Back at the reception following mass, Nucky is still staring at children while Cornelia marvels to Margaret about her knighted husband. Nucky totally ignores them and is aloof in the extreme when Margaret prods him to socialize. He excuses himself to use the facilities -- which translates to him ducking out to a telephone to try calling Billie again, still getting no answer at her flat. Of course, this would be the exact moment that the bishop has deigned to have an audience with the Thompsons. You'd think Nucky's absence would be disastrous for this moment that Margaret has obviously put much effort into setting up, but it turns out Nucky was totally incidental to what's about to go down.
She calls over Dr. Landau and his wife to meet this bishop, and this is obviously a big deal for Landau. So this is the plan, then? To leverage the bishop to gain some goodwill with Landau for future use? Ohhhh, that is not nearly a savvy enough move for our Peg of Old. "Dr. Landau is trying to convince my husband and I to sponsor a women's health clinic at our hospital," Margaret says with a giant smile on his face. Landau turns to her like he's just been shanked. Which he has.
He stammers in his rush to seem like he knows what he's talking about, but Margaret is all too eager to help him clarify his intention to offer programs on "nutrition, hygiene, and ... what was it?
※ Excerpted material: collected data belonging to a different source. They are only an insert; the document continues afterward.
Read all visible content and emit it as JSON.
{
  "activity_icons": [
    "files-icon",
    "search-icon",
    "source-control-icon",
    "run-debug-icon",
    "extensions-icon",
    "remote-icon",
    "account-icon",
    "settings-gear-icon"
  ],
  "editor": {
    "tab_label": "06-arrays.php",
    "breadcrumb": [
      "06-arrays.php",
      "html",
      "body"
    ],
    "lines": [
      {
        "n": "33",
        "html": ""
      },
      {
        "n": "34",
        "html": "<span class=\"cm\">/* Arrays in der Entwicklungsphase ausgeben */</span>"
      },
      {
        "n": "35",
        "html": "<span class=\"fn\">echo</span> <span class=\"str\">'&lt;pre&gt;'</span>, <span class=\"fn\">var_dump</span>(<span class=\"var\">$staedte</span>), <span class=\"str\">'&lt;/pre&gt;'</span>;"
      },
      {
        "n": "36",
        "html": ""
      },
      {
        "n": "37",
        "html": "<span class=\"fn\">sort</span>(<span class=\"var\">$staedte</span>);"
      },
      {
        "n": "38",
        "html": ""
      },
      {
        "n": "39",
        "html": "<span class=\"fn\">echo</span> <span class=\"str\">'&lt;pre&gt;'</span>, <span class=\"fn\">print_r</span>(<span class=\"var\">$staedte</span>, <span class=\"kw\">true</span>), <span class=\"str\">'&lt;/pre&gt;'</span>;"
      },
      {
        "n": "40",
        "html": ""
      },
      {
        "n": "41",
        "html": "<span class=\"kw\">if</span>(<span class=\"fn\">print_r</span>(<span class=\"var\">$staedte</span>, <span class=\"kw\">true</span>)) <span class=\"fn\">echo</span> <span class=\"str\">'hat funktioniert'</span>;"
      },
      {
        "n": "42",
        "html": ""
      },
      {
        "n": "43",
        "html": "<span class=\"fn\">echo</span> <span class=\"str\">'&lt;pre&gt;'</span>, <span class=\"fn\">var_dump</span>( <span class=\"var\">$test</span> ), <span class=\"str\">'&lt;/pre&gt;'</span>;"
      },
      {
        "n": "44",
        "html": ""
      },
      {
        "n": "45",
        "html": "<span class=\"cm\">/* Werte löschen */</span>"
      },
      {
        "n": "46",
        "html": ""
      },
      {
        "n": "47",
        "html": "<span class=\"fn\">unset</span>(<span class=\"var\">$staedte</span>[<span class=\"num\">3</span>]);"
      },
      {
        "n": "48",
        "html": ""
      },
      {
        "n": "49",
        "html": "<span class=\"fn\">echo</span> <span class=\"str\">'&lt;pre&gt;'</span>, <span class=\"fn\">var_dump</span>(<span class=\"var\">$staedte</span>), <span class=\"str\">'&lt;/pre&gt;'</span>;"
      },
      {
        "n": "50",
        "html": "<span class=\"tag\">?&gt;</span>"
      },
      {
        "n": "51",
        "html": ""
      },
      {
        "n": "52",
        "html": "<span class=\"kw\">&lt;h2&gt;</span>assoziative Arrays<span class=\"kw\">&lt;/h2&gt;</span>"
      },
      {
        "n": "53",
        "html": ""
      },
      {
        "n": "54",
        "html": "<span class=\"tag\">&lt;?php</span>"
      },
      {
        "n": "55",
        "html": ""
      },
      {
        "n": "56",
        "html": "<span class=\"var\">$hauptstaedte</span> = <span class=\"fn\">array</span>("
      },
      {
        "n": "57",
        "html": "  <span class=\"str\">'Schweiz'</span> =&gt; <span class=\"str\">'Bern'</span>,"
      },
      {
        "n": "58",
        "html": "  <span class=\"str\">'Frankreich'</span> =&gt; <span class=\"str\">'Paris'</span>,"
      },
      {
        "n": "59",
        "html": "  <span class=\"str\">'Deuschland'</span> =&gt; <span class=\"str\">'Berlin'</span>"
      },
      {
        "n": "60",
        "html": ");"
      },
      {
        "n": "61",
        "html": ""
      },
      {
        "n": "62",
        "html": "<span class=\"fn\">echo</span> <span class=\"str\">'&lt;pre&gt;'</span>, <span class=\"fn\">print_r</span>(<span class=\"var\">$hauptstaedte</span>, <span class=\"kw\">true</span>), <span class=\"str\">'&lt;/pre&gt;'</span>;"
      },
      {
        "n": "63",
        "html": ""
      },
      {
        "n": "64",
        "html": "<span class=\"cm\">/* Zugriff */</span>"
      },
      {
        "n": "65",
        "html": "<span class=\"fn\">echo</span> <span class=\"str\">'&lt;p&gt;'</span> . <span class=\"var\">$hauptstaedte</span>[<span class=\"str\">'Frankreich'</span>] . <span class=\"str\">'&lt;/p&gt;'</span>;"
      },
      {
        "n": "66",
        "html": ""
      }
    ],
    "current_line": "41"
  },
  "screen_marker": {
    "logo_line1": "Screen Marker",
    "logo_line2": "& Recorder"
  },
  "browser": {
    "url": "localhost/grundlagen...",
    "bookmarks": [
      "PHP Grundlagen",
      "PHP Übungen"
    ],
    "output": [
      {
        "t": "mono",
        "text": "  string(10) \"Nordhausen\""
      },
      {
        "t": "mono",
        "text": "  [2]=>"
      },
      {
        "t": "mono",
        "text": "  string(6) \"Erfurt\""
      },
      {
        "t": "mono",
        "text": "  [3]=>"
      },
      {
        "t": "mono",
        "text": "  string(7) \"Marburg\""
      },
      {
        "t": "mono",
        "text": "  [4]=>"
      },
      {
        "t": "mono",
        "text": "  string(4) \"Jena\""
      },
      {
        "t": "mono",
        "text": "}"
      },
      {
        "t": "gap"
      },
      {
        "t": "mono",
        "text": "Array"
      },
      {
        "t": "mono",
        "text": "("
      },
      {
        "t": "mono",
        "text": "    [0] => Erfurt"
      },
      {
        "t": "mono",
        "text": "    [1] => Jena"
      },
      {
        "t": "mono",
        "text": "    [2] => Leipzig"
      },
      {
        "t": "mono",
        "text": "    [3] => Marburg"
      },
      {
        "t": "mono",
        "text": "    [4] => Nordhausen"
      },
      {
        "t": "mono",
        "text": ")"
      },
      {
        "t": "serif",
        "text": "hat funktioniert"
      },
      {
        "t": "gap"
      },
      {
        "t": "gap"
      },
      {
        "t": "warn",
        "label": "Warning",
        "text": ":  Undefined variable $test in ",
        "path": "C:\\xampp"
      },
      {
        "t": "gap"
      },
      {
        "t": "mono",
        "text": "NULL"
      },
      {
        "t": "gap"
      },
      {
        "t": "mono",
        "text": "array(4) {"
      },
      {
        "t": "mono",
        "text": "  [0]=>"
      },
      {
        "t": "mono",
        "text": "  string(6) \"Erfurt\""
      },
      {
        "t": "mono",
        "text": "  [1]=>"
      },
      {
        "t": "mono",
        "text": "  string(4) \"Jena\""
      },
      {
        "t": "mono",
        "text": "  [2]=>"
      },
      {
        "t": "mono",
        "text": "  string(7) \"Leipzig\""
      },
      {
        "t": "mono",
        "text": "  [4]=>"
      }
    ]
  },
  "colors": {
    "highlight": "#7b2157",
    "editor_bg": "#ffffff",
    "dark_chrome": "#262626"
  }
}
Pre-natal care." She says that last term like it's the first she's ever heard it. Gosh, I do enjoy a willful Margaret Thompson. The bishop says that, on the subject of pre-natal care, there are some "delicate" matters that will have to be avoided. He's talking about contraception, of course, and Margaret knows better than to push her luck with the bishop on this (though I'd expect it to present itself as an issue down the line) and says she and her husband had the same concerns, "but still: a worthy endeavor, don't you think?" The bishop smiles and deems it a touch of the modern. "Only a touch," Margaret responds, absolutely nailing the breezy tone she needed to take with this. Horror stories about miscarriage and bleeding from lady parts was not going to convince the bishop. Making it sound like a harmless way to make the Church look good? Much better.